Back to school for the first time on Saturday, January 24, since Israel’s deadly onslaught in Gaza, Anas Abbas’s brown eyes are looking away.

"They destroyed our house and killed five of my neighbors," Abbas, a shy 12-year-old pupil at Beit Lahiya primary school, told Agence France-Presse (AFP). "The Jews came very close to us."

Abbas is among 200,000 Gazan children who returned to schools Saturday for the first time since the 22-day deadly Israeli offensive.

Children swarmed into the school’s wide courtyard with their oversized backpacks, noisily running and playing beneath an upper-storey classroom scorched by an Israeli shell.

As the children were slowly brought to order, it soon became clear that many of them bore the unseen wounds of the war.

"Come forward if your mother or father was martyred," headmaster Riad Maliha announced through a megaphone to the classes lined up outside for morning assembly.

"Come forward if your house was destroyed."

More than 20 students walked to the front to register with UN officials so their families could receive aid.

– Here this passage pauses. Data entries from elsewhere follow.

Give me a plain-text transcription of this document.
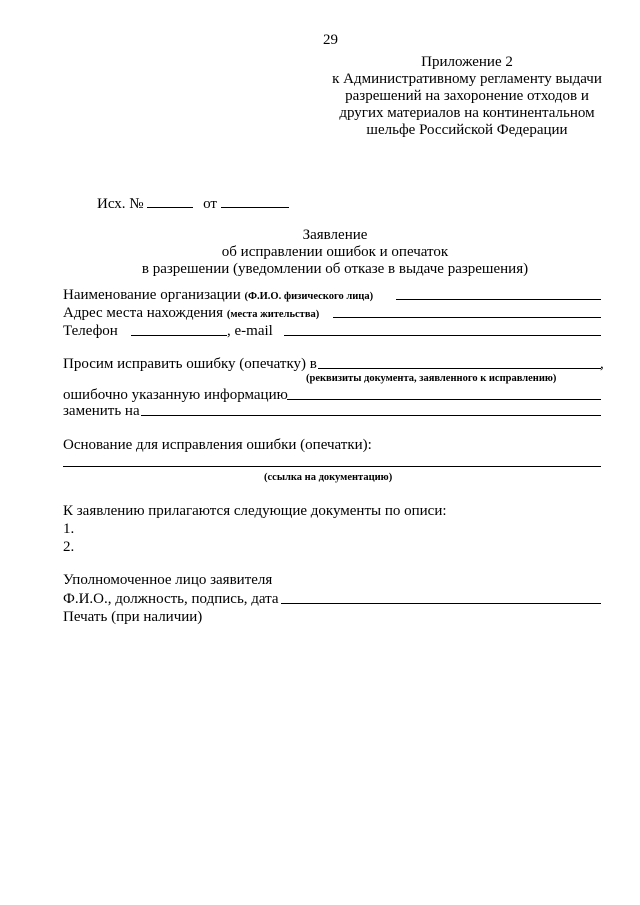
29
Приложение 2
к Административному регламенту выдачи
разрешений на захоронение отходов и
других материалов на континентальном
шельфе Российской Федерации
Исх. №	от
Заявление
об исправлении ошибок и опечаток
в разрешении (уведомлении об отказе в выдаче разрешения)
Наименование организации (Ф.И.О. физического лица)
Адрес места нахождения (места жительства)
Телефон	, e-mail
Просим исправить ошибку (опечатку) в	,
(реквизиты документа, заявленного к исправлению)
ошибочно указанную информацию
заменить на
Основание для исправления ошибки (опечатки):
(ссылка на документацию)
К заявлению прилагаются следующие документы по описи:
1.
2.
Уполномоченное лицо заявителя
Ф.И.О., должность, подпись, дата
Печать (при наличии)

Israeli troops killed more than 1,300 Palestinians, including 437 children, and wounded 5,450 others, in 22 days of air, sea and land attacks in Gaza.

Both Israel and Palestinian resistance groups declared unilateral ceasefires last Sunday and Israeli troops had completely withdrawn by Wednesday. But vast swathes of the territory have been left in ruins, including thousands of homes.

Traumatized

The first few days of school will be dedicated to counsel the traumatized Gaza children, with teachers trying to help them express themselves.

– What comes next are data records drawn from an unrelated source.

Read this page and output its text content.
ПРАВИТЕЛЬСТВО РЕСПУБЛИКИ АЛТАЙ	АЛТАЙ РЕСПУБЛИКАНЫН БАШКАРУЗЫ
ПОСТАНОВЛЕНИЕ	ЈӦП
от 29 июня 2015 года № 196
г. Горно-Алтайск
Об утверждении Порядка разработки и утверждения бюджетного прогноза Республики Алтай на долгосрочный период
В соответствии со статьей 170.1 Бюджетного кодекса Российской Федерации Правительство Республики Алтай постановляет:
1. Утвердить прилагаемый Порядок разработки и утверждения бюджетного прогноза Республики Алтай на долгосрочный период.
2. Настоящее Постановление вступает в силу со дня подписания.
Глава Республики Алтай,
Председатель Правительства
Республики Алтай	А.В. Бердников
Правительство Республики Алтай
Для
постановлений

"In the classes the teachers will encourage them to talk about what happened, or to draw pictures or to write about it," headmaster Maliha said.

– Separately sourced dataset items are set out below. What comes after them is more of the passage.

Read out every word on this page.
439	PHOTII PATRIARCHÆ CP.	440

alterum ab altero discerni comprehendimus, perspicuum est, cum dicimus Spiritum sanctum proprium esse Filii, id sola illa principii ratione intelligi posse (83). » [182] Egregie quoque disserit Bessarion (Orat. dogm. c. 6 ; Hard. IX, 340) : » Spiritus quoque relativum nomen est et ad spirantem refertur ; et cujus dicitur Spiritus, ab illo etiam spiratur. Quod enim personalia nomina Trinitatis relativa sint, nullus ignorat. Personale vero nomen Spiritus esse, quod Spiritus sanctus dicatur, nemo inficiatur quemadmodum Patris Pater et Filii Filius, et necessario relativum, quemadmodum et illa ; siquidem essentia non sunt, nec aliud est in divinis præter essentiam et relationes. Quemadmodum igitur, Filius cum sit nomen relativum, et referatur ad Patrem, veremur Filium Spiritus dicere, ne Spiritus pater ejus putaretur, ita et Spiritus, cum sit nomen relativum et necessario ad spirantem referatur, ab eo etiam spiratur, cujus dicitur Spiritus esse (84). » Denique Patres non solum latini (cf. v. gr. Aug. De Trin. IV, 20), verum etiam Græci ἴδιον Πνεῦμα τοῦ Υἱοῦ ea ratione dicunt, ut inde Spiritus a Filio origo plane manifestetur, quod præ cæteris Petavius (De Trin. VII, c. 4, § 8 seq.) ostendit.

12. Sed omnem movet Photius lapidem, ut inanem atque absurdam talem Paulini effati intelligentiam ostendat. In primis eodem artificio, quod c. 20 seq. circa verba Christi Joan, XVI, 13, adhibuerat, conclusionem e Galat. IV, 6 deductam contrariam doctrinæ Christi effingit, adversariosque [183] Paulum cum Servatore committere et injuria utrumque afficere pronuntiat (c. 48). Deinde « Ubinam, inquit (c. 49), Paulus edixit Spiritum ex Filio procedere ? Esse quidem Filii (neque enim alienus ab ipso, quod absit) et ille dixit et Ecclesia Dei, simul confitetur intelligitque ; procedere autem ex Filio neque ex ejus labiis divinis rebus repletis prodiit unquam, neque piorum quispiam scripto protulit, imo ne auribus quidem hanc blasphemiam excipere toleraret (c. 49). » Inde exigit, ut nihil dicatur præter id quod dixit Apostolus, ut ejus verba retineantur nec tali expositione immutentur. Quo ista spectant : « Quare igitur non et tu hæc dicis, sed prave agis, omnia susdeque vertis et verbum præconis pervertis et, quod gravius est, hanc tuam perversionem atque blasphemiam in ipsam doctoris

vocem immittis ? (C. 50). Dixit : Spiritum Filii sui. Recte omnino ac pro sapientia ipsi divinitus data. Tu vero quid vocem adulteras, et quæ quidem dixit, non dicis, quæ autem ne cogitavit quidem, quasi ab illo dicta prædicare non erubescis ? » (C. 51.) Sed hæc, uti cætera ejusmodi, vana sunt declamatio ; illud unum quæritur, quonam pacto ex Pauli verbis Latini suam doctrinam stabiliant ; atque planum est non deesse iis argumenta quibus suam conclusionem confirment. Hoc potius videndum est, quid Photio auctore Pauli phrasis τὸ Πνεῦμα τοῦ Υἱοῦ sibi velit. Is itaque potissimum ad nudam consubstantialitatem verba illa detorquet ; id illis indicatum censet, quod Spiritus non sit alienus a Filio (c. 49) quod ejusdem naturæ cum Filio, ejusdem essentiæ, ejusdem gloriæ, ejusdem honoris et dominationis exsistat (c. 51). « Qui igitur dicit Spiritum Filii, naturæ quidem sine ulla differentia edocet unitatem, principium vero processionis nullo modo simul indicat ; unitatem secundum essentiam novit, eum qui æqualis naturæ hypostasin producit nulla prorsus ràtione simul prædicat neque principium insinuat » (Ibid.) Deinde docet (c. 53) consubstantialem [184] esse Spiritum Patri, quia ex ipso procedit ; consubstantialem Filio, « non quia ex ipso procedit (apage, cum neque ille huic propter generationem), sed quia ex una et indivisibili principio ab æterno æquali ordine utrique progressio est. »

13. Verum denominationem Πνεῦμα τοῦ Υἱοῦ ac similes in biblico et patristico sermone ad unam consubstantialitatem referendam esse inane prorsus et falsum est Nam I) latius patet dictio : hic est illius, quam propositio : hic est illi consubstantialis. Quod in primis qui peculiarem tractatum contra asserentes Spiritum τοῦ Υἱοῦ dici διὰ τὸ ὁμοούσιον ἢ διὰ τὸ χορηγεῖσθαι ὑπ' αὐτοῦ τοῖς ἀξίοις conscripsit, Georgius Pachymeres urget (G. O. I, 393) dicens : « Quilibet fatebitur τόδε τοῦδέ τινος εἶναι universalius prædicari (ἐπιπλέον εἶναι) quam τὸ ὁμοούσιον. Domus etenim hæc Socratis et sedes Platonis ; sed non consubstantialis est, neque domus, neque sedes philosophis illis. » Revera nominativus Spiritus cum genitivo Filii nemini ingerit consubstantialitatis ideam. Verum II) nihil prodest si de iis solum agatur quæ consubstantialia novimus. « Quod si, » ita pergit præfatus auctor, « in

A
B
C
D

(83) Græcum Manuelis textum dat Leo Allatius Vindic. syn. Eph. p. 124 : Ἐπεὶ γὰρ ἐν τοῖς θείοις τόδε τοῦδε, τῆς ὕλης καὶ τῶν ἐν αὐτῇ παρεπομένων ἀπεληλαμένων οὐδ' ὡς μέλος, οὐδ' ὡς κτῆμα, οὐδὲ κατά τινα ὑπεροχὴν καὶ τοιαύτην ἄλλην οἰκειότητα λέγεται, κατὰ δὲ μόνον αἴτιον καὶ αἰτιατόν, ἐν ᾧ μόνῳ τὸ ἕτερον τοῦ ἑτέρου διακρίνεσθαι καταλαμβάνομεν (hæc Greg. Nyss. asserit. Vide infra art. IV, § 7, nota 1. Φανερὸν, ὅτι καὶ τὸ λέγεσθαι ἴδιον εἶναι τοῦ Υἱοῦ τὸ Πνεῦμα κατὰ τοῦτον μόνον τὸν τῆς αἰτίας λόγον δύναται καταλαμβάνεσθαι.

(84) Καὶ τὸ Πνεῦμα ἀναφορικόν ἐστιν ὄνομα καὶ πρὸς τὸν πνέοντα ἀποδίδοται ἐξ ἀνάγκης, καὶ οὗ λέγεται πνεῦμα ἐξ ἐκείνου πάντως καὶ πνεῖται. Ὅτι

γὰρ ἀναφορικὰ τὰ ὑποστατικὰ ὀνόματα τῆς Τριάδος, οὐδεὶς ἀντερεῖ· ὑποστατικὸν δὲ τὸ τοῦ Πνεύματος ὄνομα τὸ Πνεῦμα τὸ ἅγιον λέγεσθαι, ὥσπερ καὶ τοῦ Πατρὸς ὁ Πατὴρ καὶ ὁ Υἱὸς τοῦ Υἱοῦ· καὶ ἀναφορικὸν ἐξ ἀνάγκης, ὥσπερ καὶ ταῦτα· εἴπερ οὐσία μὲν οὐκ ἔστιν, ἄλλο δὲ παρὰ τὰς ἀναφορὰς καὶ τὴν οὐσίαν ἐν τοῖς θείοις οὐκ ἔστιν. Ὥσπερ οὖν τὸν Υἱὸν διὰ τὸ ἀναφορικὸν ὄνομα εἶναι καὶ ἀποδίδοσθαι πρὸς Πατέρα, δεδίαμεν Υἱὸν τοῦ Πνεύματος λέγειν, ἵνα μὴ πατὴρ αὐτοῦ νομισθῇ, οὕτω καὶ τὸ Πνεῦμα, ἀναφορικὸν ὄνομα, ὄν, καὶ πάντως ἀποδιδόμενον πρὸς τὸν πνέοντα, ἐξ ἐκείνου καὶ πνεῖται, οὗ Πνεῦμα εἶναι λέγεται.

Some 200 counselors are deployed by UN refugee agency UNRWA, which provides basic aid and services to most of the 1.6 million people in Gaza, to help the children.

"Imagine what the conversations are going to be like," UNRWA spokesman Christopher Gunness said.

"There are going to be thousands of traumatized children coming to school today."

On the upper floor of the school, the children drift in and out of the burned-out classroom, chalk graffitti scribbled on its blackened walls and charred blankets and broken desks littering the floor.

In the classroom next door, the teacher invites the children to come up to the front and tell their stories.

The first boy to volunteer recalls when the house next to his was blown up.

"The door was dancing. The windows were dancing," he says as the other children break into laughter.

Khitam Aziz, the school counselor, says the children ask about the scorched classroom upstairs and the holes in the walls left by artillery rounds.

"They ask me why they shelled the school, and tell me they worry it will be attacked again," Aziz says.

"But we tell them the Jews will not attack the school. They should feel safe. They should play."

What Peace?

The deadly Israeli attacks left many Gazan children desperate of reaching peace with Israel.

"The chances of peace are zero. No peace is possible," a girl pupil at the Beach Preparatory School told Reuters.

Asked if the current ceasefire would endure, most girls said they did not think so.

Asked if there could be peace with Israel one day, most said there could not. None said it was possible.

"Israel attacked at the time of our exams because it wants to destroy our education," a 15-year-old girl pupil said.

"It is not Hamas they want to kill. It is all Palestinians and their resistance."

"Israel had its own reasons," said another pupil. "They are to have an election. Our blood is the ink on the voting papers."

Many Gazans accuse the West of being callous to their suffering.

"They cry for Israelis because they lose a fingernail. They don’t care if Palestinians get their heads blown off," said teacher Susan Mosleh.

Her colleague Nuha Abdulati agrees, citing the West’s indifference to the months-long choking Israeli siege on Gaza.

"We need the siege to end," she said. "We need the borders to open. We can take care of ourselves then. We are not begging."